In 2016, a professor from the same Medical Sciences Campus had to submit a request under the Freedom of Information Act to the Centers for Disease Control (CDC) requesting data about Zika on the island, because the then State Epidemiologist also denied him access. The federal agency did not provide the requested data as well and, failing that, offered general information.

This information is certainly not only useful and important for journalists, but for researchers, public health professionals, historians, students of specific topics such as mental health, among other disciplines. The Demographic Registry database also serves community entities, for example in Vieques, and in other communities, who can use it for their epidemiological investigations, environmental contamination studies, or violence issues, for example.

Not satisfied with the court decisions, the Demographic Registry went behind people’s backs during the last administration to try to legislate to make the document confidential. The bill was intended to make death certificates confidential, as well as any information included in them. The intention also was to establish that the Demographic Registry would have to request authorization from third parties in cases in which the court ordered it to deliver birth or death certificates to whoever requested them by legal means, which would have made access to data on deaths in the island impossible. The bill was unsuccessful, but the intention remains to limit the right of access.

It seems to me that this case about the database of causes of death sheds light on some of the problems with the legal framework.

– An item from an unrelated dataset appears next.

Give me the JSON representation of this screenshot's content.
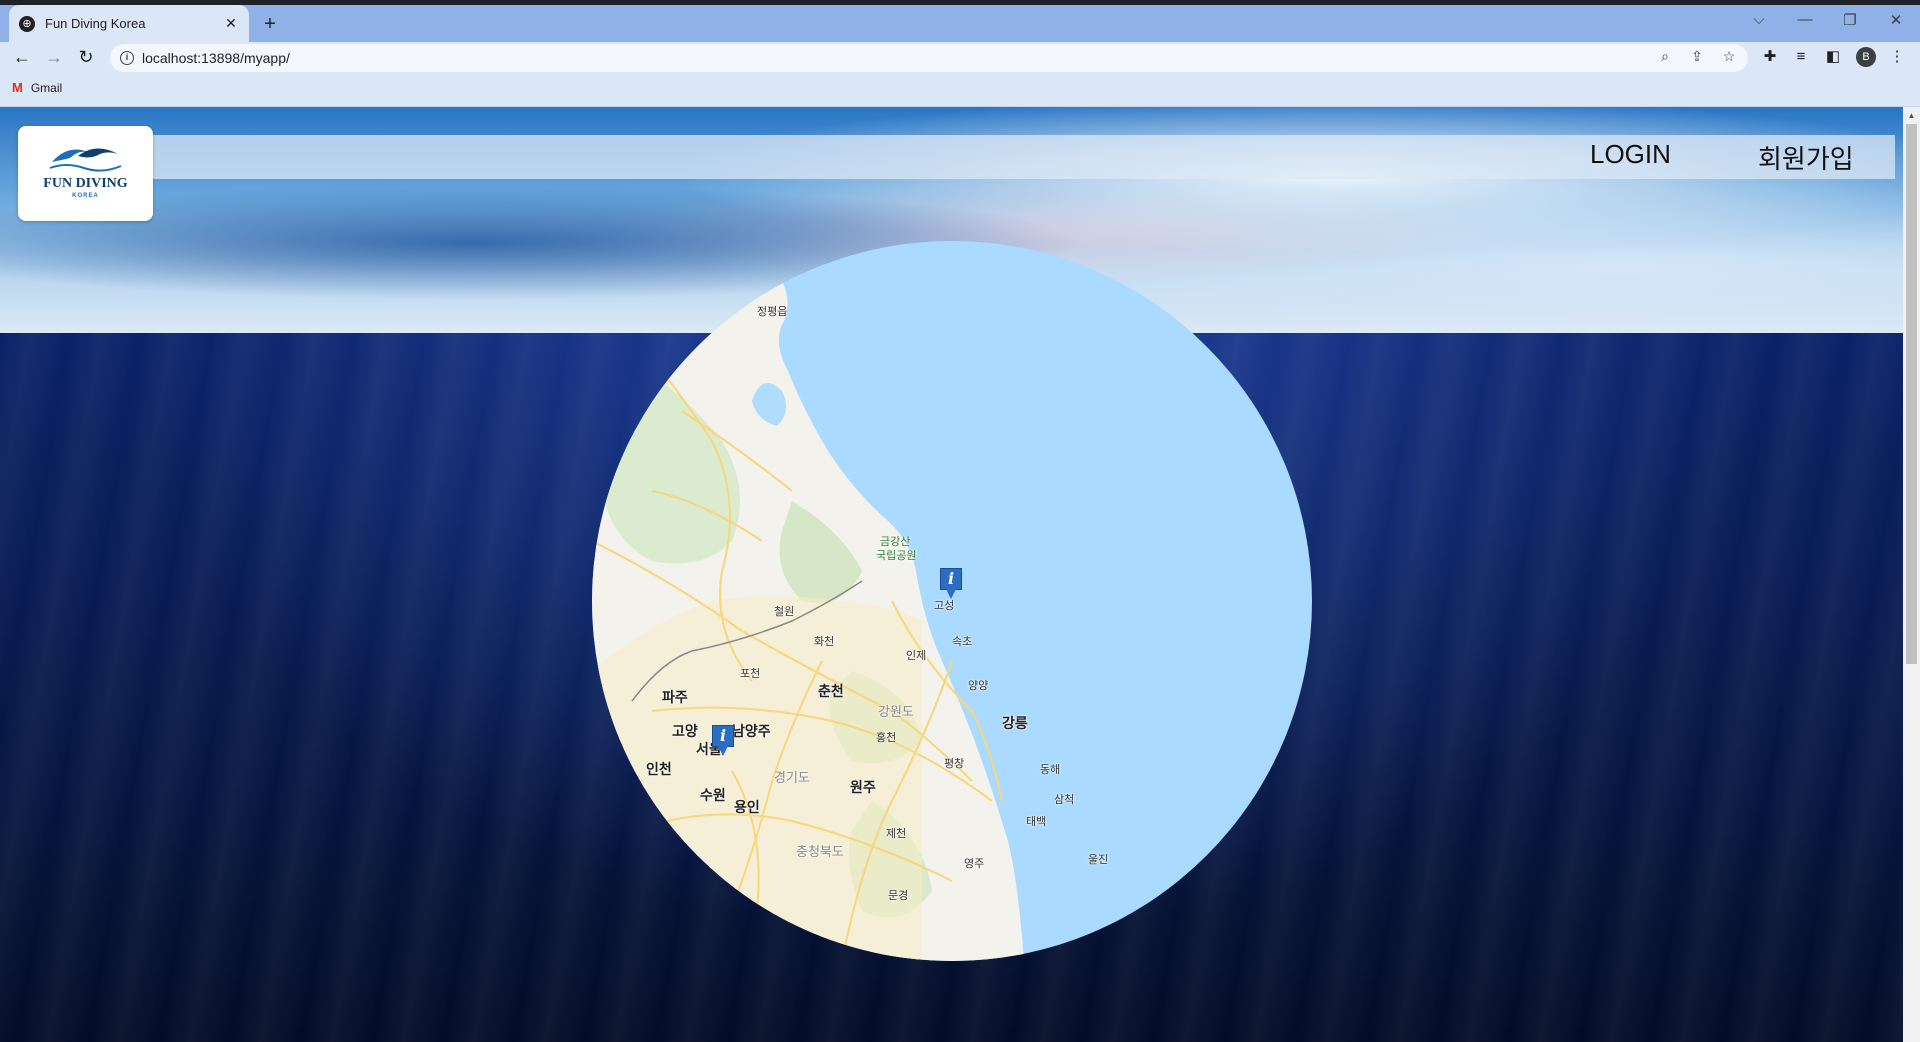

Let’s recap: (1) arbitrariness of the agencies, which has not changed with the new laws; (2) failure to penalize officials or agencies that do not comply with the law; (3) time between application and delivery, both under the new laws and before, which is never really speedy; (4) there is no proactive publication; (5) agencies hide behind unjustified exceptions, trying to deny everything from the start.

Aside from this example, there are many others that confirm that there are multiple problems of access to information, even with the new laws. First, a compliance issue: agencies that have appointed public information officers, as required by law, are scarce. The agencies that have issued regulations required to implement the law, are also very few. In other words, as far as Act 141 goes, it is not being executed.

Puerto Rico’s constitutional law establishes that access to public information is for all citizens. When the CPI, or any other media outlet or journalist asks for it, it does so as part of its investigative work, but also on behalf of citizens, not claiming a special privilege. In every case in which the court has ordered the publication of information held by the government, it does so on the basis that all citizens should have access to that information, not just journalists.

The Open Data Act and the Transparency and Expedited Procedure for Access to Public Information Act have not made a dent in the historical problems of access to information. We can say that in some cases, they have made them worse.

In the case of Act 122, regarding Open Data, the exceptions it lists are more comprehensive than those that had been recognized in case law. In other words, by signing that law, Puerto Ricans were left with access to fewer types of information than before it was signed.

In the case of Act 141, on Transparency, while it is true that it provides a mechanism for requesting information that is less burdensome because it’s based on “self-right — which should be seen in a positive light, it also presents serious limitations, such as what I have already described.

The Center for Investigative Journalism endorses the repeal of these laws or their substantial amendment, as soon as possible. We are available to collaborate in any responsible process aimed at expanding access to information in Puerto Rico.

Edited version of the presentation submitted on Tuesday, April 6, 2021 to the Puerto Rico House of Representatives’ Government Commission, within the framework of the public hearing on House Resolution 199, to investigate the application of access to information laws.